Windows performance toolkit provides a feature called “Comparative analysis”, this allows you to compare two event tracing for windows (ETW) files, there is one major limitation of this feature. From what I can tell, both the stack traces in terms of the code paths captured need to be identical for this to work, the idea behind using this feaure is to capture the difference in sampled CPU time between the two ETW traces.
Where To Start ?
This all depends on what you are looking for, If you simply want to get some insight into what the database engine is doing you can dive straight into walking the stack. However, if you want to gain insights into where your CPU cycles are going I would recommend you look at the ‘Computation’ data in tabular form, specifically at the modules that have consumed the most CPU time:
It should come as no surprise that most of the CPU time has been expended in sqlmin.dll, this dll encapsulates the storage engine and the database engine run time, lets drill down into this by including functions in the table:
The windows performance analyzer excerpts I’m using relate to a recent blog post in which I compared what the batch engine was doing for the same query using the exact same data with SQL Server 2014 SP1 versus SQL Server 2016 CTP2:
SELECT SUM(BigColumn1) ,SUM(BigColumn2) ,SUM(BigColumn3) FROM [dbo].[BigDataColumnStore] b [dbo].[DimDate] d ON b.OrderDateKey = d.DateKey GROUP BY CalendarQuarter
This is what the most CPU intensive functions look like for SQL Server 2014 SP1:
Let me highlight two areas of interest in the functions listed in descending sampled CPU order from the SQL 2016 CTP 2 ETW trace that do not appear in its 2014 SP1 counter part:
To grasp some insight into what these function do we need to include the stack in the table and search for these functions:
Navigating Your Way Around The Call Stack
99.9% of the readers of my blog will not be familiar with the internals of the database engine at function call level or have access to the development team like a MVP does. However there is a very easy way to navigate the call stack for the execution of a statement, that is to look for iterator entry points, these act almost like landmarks.

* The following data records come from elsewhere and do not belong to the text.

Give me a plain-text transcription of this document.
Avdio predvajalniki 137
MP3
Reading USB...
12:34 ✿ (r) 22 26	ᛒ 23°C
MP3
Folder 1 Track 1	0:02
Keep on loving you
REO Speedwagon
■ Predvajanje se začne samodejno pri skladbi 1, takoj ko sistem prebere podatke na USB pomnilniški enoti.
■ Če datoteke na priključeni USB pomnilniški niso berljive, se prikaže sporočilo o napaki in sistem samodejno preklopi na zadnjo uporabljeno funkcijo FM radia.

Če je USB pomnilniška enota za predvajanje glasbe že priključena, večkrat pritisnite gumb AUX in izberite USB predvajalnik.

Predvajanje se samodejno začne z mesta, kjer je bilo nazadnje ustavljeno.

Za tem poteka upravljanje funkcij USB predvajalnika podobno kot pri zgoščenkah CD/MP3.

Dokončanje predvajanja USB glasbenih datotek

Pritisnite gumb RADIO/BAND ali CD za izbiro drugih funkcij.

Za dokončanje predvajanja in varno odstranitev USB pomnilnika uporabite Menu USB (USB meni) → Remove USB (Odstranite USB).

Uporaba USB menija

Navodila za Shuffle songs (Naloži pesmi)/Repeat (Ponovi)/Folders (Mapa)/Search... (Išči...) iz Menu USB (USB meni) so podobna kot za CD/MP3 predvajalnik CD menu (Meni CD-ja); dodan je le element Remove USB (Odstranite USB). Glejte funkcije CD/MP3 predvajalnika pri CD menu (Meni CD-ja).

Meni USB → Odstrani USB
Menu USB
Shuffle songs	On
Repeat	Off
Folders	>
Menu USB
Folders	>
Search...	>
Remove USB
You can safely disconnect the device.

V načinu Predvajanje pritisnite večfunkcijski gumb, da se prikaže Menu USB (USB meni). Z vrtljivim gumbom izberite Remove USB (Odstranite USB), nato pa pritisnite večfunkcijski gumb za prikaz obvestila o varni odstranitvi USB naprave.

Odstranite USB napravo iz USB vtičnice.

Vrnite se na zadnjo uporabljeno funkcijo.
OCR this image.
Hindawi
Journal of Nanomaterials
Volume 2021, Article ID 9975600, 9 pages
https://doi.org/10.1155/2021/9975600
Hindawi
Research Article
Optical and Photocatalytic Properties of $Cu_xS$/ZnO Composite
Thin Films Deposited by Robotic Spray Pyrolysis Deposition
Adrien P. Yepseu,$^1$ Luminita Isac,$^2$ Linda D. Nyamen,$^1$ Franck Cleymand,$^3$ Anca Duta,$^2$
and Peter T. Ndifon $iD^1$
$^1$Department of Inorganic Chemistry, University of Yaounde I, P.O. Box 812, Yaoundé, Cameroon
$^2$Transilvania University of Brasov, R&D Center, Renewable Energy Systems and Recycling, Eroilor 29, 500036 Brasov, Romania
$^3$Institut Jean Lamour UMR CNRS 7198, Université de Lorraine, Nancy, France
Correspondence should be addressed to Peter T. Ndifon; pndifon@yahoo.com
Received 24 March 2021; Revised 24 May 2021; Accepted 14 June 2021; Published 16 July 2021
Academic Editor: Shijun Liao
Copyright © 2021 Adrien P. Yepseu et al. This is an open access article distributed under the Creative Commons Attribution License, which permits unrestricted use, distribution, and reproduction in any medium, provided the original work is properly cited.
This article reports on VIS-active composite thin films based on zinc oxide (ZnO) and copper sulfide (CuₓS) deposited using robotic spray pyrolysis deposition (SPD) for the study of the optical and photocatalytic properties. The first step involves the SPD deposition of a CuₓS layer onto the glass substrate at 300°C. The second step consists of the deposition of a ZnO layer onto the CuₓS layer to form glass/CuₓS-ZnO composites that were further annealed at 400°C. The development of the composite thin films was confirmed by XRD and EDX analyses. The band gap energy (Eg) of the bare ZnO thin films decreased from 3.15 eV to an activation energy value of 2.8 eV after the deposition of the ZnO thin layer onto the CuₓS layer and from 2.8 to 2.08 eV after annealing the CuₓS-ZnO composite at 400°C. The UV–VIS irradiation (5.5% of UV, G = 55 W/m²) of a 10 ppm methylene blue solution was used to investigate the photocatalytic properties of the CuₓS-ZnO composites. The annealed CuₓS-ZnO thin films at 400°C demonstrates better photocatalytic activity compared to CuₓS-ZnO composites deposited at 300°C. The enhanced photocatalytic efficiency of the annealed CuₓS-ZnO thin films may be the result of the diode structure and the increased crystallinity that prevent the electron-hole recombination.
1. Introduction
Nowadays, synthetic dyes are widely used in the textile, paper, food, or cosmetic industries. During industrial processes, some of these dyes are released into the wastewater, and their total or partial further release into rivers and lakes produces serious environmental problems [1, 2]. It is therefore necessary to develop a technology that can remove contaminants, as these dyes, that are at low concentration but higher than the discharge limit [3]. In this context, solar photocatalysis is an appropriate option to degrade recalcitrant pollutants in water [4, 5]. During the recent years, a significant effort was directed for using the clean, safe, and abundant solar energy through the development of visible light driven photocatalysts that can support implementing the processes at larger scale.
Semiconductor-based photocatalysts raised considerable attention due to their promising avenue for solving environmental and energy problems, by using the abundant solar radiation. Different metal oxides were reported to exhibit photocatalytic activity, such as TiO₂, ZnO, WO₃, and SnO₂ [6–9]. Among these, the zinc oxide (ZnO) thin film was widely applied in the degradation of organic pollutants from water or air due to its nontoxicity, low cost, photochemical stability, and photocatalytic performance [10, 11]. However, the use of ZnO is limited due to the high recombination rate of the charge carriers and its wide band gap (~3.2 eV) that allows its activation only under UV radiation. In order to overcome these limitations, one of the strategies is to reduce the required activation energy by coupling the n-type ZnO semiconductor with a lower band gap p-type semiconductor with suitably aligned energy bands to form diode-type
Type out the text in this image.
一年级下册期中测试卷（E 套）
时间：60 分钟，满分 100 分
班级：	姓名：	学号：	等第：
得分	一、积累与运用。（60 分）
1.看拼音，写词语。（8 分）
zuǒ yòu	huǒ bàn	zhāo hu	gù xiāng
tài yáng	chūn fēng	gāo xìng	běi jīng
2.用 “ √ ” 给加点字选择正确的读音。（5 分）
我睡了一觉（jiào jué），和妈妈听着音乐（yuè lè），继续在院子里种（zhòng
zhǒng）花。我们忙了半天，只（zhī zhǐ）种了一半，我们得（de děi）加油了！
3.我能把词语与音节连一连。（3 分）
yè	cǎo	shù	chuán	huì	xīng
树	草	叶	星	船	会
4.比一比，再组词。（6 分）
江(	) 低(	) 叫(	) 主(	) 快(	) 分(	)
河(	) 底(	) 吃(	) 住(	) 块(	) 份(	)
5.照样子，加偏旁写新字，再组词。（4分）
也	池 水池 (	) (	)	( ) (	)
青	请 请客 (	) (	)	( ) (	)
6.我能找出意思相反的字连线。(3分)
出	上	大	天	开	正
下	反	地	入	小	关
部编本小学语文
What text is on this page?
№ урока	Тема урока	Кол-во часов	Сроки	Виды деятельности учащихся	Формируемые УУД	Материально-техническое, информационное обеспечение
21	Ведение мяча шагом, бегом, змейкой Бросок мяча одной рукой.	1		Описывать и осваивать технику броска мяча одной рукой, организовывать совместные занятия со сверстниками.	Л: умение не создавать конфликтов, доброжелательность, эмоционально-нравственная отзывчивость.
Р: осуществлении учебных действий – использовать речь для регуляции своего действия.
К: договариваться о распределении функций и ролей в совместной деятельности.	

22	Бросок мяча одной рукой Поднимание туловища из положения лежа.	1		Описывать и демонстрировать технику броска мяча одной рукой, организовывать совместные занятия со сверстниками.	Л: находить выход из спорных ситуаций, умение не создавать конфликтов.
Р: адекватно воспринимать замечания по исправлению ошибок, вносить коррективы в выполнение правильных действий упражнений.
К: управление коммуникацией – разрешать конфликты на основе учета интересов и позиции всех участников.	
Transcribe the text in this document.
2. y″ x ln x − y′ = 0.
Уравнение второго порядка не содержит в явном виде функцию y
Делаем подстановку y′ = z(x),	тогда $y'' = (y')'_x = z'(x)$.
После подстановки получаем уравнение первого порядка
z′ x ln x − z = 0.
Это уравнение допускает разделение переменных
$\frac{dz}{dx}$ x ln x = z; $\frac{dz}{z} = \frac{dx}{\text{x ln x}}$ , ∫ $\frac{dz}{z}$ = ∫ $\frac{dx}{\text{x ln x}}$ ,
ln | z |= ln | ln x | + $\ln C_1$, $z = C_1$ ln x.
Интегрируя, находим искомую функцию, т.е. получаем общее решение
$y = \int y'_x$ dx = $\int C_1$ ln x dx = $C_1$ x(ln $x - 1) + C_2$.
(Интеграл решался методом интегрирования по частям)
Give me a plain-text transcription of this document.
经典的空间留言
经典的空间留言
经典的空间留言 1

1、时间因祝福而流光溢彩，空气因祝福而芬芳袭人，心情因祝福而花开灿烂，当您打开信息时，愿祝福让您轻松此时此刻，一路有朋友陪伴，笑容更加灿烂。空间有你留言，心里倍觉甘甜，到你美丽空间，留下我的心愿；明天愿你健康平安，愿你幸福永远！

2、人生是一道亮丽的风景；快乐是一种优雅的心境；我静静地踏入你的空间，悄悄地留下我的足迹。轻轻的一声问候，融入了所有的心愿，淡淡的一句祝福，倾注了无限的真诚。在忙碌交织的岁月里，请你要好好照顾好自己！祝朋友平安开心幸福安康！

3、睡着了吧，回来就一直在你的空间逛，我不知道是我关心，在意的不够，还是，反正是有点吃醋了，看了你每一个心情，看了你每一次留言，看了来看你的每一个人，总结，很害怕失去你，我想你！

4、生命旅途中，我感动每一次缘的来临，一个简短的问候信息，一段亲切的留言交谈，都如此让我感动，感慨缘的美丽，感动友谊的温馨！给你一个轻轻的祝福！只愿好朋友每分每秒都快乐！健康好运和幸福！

Lets take the execution plan for the statement executed with SQL Server 2016 CTP 2 and identify the function calls which represent the iterator entry points in the call stack.
This is the call stack when viewed through windows performance analyzer, I’ve highled in blue the function calls which relate to everything in the plan except the clustered index scan on the dimension table: Lets put the execution plan and the weights (sampled CPU time) together:
this is the plan for the same query running under SQL Server 2014 SP1 with sampled CPU time added:
The sampled CPU time (weight) is cummulative as we walk up the call stack. In the example immediately above the figure of 102,629.26 for the hash aggregate that follows the column store scan is obtained by subtracting the weight on the line containing sqlmin!CBpQScanColumnStores::BpGetNextBatch from that on the line with the function call sqlmin!CBpQScanHashAggNew::BpGetNextBatch.
Takeaway #1 We can quanitfy the (sampled) CPU time of every interator in an execution plan
What happens to the sampled CPU time when the column store object pool is warm, note that the column store we are scanning is 28GB in size and the server has 32GB of memory:
These weights (sampled CPU times) were taken using SQL Server 2016 CTP 2.
Takeaway #2 With a warm column store object pool the hash aggregate that immediately follows the column store scan is the most CPU intensive iterator in the execution plan. Its my belief that for any vendor producing a column store engine, the hash join mechanism bubbles to the top of the list of performance bottlenecks once scanning a column store as efficiently as possible is achieved.
Takeaway #3 One of the blind spots of the opitimizer has always been the fact that it assumes the buffer cache is cold, this situation does not appear to have changed with the column store object pool.